Cell Signaling | Morphogenesis & Cell Biology | Cytoskeleton
Intracellular polarity protein PAR-1 regulates extracellular laminin assembly by regulating the dystroglycan complex
Atsushi Suzuki*, Kazunari Yamashita, Yoshiko Amano, Maki Hirata, and Shigeo Ohno
*Corresponding author: Atsushi Suzuki
Department of Molecular Biology, Yokohama City University Graduate School of Medicine, Yokohama, Japan
F1000Posters 2010, 1: 109 (poster) [ENGLISH]
Poster [17.79 MB] | Resulting articles
Presented at
American Society of Cell Biology Annual Meeting 2009,
5 - 9 Dec 2009, 463/B410
Cell polarity depends on extrinsic spatial cues and intrinsic polarity proteins including PAR-aPKC proteins. In mammalian epithelial cells, cell-cell contacts provide spatial cues that activate the aPKC-PAR-3-PAR-6 complex to establish the landmark of the initial cellular asymmetry. PAR-1, a downstream target of the aPKC-PAR-3-PAR-6 complex, mediates further development of the apical and basolateral membrane domains. However, the relationships between the PAR-aPKC proteins and other extrinsic spatial cues provided by the extracellular matrix (ECM) remain unclear.

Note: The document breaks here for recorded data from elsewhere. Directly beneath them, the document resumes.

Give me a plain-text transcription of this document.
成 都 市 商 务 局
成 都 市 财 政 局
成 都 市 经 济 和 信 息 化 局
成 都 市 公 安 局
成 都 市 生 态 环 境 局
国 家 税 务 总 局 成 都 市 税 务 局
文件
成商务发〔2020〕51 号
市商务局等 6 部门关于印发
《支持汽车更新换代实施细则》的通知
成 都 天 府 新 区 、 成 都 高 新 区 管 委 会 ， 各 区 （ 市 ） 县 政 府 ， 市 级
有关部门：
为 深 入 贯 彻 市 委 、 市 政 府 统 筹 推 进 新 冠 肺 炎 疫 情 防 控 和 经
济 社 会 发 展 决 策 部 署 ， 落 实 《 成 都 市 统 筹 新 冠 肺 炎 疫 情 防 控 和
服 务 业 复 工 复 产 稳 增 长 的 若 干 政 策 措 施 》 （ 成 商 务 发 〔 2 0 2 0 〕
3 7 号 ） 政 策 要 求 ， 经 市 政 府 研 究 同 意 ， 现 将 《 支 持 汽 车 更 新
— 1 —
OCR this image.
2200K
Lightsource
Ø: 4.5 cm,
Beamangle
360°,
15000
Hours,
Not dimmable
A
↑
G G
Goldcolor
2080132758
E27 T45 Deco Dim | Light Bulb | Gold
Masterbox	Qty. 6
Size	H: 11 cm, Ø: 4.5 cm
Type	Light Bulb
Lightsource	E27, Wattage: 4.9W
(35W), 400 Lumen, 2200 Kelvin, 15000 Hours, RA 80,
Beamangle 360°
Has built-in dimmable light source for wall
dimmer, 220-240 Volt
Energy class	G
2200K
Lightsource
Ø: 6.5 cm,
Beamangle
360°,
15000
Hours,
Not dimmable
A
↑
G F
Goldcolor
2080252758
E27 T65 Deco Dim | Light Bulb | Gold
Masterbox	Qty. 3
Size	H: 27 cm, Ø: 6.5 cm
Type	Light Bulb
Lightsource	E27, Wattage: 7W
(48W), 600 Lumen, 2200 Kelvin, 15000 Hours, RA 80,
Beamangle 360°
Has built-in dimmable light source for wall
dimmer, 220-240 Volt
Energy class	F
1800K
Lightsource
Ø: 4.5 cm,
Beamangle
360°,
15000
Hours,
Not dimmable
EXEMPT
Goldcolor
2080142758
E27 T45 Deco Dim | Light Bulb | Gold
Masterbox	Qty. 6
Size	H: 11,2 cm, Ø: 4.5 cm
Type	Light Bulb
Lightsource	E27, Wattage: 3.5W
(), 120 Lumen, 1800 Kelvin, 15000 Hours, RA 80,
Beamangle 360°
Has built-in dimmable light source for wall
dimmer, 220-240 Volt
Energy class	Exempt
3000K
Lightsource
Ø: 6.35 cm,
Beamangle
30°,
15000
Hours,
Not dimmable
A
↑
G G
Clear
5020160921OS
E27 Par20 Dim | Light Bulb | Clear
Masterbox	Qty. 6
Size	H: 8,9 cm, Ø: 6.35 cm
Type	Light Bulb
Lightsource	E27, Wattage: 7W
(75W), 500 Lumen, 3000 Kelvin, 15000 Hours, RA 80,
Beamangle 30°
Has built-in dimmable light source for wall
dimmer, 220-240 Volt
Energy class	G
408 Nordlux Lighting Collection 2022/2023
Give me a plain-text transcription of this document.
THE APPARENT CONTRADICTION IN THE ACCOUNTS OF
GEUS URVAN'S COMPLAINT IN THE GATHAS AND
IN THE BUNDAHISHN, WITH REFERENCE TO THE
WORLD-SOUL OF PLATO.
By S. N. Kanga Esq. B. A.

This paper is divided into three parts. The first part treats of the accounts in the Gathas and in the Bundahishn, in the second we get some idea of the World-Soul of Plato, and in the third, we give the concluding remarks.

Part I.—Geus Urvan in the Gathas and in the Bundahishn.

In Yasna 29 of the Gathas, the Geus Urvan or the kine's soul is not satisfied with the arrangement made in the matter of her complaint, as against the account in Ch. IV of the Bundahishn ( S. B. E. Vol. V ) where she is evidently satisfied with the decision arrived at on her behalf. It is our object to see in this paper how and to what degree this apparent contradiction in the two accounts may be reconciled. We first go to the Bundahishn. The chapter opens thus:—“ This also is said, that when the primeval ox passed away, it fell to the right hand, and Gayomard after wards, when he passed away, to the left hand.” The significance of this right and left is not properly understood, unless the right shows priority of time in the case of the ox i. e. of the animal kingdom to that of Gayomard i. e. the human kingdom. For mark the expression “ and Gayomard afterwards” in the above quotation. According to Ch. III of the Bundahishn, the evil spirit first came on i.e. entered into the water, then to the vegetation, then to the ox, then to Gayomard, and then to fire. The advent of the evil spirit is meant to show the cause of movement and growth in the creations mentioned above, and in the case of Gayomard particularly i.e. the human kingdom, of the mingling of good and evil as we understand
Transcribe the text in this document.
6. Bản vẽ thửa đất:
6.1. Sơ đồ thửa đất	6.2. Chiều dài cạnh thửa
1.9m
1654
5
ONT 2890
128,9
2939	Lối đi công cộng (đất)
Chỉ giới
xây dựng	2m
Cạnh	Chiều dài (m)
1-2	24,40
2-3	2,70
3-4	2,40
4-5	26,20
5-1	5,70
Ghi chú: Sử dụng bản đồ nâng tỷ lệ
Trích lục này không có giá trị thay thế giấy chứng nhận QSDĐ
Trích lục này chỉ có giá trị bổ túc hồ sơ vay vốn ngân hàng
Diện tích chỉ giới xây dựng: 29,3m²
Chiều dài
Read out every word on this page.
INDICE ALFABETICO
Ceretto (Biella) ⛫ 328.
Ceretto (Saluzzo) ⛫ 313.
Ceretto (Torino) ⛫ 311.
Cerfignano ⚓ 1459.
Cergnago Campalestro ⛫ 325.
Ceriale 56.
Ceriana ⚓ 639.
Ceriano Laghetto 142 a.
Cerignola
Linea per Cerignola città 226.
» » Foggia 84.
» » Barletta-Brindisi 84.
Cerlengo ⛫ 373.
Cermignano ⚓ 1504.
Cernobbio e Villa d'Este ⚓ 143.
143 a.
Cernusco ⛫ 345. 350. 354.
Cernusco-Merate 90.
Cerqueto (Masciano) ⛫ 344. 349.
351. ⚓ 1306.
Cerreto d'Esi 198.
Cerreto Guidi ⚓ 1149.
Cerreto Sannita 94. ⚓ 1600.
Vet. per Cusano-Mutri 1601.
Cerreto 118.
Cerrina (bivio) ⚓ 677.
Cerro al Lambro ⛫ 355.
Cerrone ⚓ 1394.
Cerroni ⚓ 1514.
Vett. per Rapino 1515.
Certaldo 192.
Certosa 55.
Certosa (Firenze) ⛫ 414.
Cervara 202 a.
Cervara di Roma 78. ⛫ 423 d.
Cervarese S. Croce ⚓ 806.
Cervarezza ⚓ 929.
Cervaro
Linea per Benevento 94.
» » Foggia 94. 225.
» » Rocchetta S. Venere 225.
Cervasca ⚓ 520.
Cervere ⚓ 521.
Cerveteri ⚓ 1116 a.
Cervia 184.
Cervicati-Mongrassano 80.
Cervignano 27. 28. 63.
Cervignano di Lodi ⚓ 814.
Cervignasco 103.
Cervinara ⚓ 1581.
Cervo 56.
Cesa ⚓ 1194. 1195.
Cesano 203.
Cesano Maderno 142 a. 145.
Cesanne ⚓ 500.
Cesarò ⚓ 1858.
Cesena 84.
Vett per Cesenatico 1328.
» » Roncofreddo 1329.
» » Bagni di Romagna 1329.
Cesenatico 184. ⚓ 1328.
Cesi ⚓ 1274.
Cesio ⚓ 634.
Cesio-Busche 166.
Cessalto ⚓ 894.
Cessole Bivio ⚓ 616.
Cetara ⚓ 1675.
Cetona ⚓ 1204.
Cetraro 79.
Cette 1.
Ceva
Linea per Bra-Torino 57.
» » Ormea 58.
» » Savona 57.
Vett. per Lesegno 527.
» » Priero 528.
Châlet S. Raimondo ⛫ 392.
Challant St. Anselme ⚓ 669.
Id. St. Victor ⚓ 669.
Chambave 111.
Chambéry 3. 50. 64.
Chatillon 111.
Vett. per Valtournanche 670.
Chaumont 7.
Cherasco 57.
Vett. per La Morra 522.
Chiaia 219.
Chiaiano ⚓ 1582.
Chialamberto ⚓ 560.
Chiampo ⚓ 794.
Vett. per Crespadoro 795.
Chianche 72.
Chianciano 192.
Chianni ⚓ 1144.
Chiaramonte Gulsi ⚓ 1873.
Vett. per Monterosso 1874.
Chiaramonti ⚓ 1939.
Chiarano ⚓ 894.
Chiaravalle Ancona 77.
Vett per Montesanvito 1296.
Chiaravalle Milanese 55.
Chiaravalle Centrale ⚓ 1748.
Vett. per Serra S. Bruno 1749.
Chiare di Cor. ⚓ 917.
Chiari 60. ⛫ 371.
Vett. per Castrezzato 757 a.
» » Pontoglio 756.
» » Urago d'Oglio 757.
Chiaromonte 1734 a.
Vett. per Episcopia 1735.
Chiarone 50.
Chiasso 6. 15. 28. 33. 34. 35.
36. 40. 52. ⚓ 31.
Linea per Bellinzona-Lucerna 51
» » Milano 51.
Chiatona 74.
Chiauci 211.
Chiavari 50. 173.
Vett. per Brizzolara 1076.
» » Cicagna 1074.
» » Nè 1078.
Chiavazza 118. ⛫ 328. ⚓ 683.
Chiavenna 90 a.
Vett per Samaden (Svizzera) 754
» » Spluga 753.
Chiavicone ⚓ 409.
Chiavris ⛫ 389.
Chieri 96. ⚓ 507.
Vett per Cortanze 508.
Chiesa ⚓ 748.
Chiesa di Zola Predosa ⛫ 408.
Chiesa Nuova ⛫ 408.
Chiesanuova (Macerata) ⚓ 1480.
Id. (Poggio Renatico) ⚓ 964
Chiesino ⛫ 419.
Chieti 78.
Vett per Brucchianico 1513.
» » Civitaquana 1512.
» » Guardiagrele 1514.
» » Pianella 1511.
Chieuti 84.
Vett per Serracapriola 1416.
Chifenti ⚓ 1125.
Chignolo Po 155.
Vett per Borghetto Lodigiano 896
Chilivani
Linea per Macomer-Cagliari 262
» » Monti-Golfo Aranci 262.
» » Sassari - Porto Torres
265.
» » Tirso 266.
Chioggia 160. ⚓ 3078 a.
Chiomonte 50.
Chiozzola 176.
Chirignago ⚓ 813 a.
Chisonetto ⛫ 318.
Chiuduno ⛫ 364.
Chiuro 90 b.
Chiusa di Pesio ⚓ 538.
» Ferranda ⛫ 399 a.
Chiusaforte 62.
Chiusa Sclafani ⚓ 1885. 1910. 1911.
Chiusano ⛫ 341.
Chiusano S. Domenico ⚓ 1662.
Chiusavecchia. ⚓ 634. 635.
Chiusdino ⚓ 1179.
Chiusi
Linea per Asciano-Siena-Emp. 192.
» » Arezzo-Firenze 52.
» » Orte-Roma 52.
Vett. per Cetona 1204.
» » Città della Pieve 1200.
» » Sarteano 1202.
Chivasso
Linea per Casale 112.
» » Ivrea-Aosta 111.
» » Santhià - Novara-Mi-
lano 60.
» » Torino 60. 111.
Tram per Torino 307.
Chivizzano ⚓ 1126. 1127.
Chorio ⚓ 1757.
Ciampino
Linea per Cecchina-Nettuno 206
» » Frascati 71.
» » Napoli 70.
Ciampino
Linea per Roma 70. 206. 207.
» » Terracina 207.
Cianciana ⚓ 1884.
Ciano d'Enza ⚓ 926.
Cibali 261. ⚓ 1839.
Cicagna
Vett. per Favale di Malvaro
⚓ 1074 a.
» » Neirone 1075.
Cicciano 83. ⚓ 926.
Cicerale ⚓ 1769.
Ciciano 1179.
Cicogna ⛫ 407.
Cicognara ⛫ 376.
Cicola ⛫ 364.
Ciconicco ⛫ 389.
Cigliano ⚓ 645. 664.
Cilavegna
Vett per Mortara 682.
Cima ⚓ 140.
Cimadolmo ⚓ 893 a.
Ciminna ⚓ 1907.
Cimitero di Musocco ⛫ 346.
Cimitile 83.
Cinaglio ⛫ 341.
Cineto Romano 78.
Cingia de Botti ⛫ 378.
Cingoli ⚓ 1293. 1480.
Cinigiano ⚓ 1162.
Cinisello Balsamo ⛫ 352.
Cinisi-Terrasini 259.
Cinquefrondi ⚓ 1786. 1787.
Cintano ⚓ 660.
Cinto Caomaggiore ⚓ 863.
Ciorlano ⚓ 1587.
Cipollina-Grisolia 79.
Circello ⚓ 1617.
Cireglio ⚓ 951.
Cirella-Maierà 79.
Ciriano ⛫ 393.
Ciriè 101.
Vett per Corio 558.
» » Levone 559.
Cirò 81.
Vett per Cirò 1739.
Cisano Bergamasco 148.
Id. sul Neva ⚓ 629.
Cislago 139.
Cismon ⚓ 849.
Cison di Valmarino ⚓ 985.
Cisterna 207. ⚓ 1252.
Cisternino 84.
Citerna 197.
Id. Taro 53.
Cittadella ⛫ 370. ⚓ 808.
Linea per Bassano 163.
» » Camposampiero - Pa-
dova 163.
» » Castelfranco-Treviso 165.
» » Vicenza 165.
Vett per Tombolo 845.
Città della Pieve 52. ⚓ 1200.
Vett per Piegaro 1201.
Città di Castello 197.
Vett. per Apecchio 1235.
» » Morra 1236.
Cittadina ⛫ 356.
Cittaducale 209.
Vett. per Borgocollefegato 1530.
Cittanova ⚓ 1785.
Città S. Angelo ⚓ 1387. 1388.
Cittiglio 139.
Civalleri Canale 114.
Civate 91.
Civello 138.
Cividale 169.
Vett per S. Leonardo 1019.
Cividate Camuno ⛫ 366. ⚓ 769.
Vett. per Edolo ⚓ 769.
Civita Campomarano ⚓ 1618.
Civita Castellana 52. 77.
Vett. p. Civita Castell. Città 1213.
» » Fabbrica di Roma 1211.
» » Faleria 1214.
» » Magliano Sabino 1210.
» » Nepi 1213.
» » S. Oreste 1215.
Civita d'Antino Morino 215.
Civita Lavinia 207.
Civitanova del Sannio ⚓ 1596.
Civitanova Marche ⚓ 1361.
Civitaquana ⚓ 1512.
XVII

Here, we show that PAR-1 is required for the assembly of extracellular laminin on the basal surface of mammalian cultured epithelial cell line, MDCK cells. PAR-1 is also indispensable for the basolateral localization of the dystroglycan (DG) complex, one of the laminin receptors essential for basement membrane formation, suggesting that PAR-1b affects extracellular laminin assembly by regulating this receptor complex. Consistently, loss of PAR-1 impairs the formation of a functional DG complex containing normally glycosylated alpha-DG and the spectrin-like actin-binding protein, utrophin. Furthermore, PAR-1 physically interacts with the DG complex through direct binding to the spectrin-like repeats of utrophin, and an alanine mutation of PAR-1-mediated phosphorylation sites on utrophin reduced the interaction between utrophin and dystroglycan.
These results reveal the presence of a novel inside-out pathway in which an intracellular polarity protein regulates the ECM organization required for epithelial cell polarity and tissue morphogenesis.
No relevant conflicts of interest declared.